Barjac 2017. L’hommage à la femme Fontaine
Sauvé dans En scène, Festivals
Tags: Barjac 2017, Brigitte Fontaine, Hervé Suhubiette, Lucas Lemauff, Nouvelles
C’est un chant partagé, qui parfois déchante au sens où il ne chante pas tout le temps ; qu’il dit, décrète, assène ou assainit parfois. Mais, je vous le jure, enchante, si on se cale bien sur la bonne fréquence de ce qui n’était pas encore la FM mais la TSF. D’ailleurs, la Fontaine coule de source, en phrases incongrues, insolites, magiques, dans la radio allumée sur le devant de la scène. Ils sont trois à se la mettre en bouche, en croquer les meilleurs morceaux, ceux des temps anciens, des temps Saravah, pas de la période star fantasque et foutraque qui suivit après un temps d’oubli, sa renaissance en diva divinatoire qui réaffola les bien-pensants et alerta les kékés.
Les toulousains Hervé Suhubiette, Eugénie Ursch et Lucas Lemauff* font gourmandise sans pareil d’un florilège de Brigitte Fontaine à une, deux ou trois voix et pas mal de combinaisons, collection de timbres qui, s’ils sont quelque peu oblitérés n’en portent pas moins des propos frappés au coin du bon sens. Ou du non sens.
Cette Fontaine-là ruisselle, fait lit et en déborde souvent : ça fait crues de propos qui le sont tout autant, l’équivalent sonore incongru d’un Averty qui, souvenez-vous, en valait largement deux.
« Moi j’mange de la bouse de vache / Y’a bien du pain blanc / Mais c’est pour le patron… » Il eut été possible de reprendre les fabuleuses chansons de la Fontaine dans le même jus, le même liquide amniotique.

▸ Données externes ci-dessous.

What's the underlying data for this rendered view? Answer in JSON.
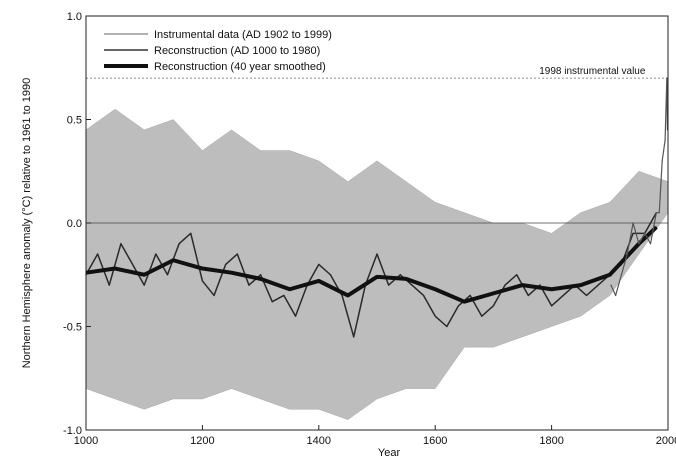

Mais nos trois de la ville rose ont eux-aussi de la culture qu’ils importent et injectent dans leur sélection. Tant que parfois les nouvelles interprétations virent non sépia mais trad’, comme s’ils voulaient leur conférer une once supplémentaire d’intemporalité, comme si le déjanté devait être fixé pour l’éternité, rangé dans le classique, quasi La Pléiade, avec son cortège de provocs et d’aphorismes : « L’amour c’est du pipeau / C’est bon pour les gogos », « Dieu est un grand malpoli / J’lui confierai pas mon petit », « La nuit est une femme à barbe / Venue d’lspahan ou de Tarbes »… Que des éclats de mots et de notes. Des mots, juste des mots, pour faire leur raisonnable bruit.
Lemauff, Ursch et Suhubiette ont fait oeuvre utile, de nous restituer le B d’avant la Fontaine, déjà folle mais bien plus libre, surréaliste, un bout d’Histoire de la chanson un peu oublié, l’heure du biberon avant que le bébé soit né tant il est vrai qu’on évolue là dans le plus réjouissant n’importe quoi qui soit. Nos trois-là n’ont pas jugé bon d’exposer leur lecture, leur regard à l’intéressée. Leur excessive timidité est grand tort : je vous fiche mon billet que la reine des Kékés apprécierait et les annoblirait.
*outre trente minutes dont la version par eux décalée de Cet enfant que je t’avais fait, manque à l’appel cette fois-ci Ferdinand Doumerc.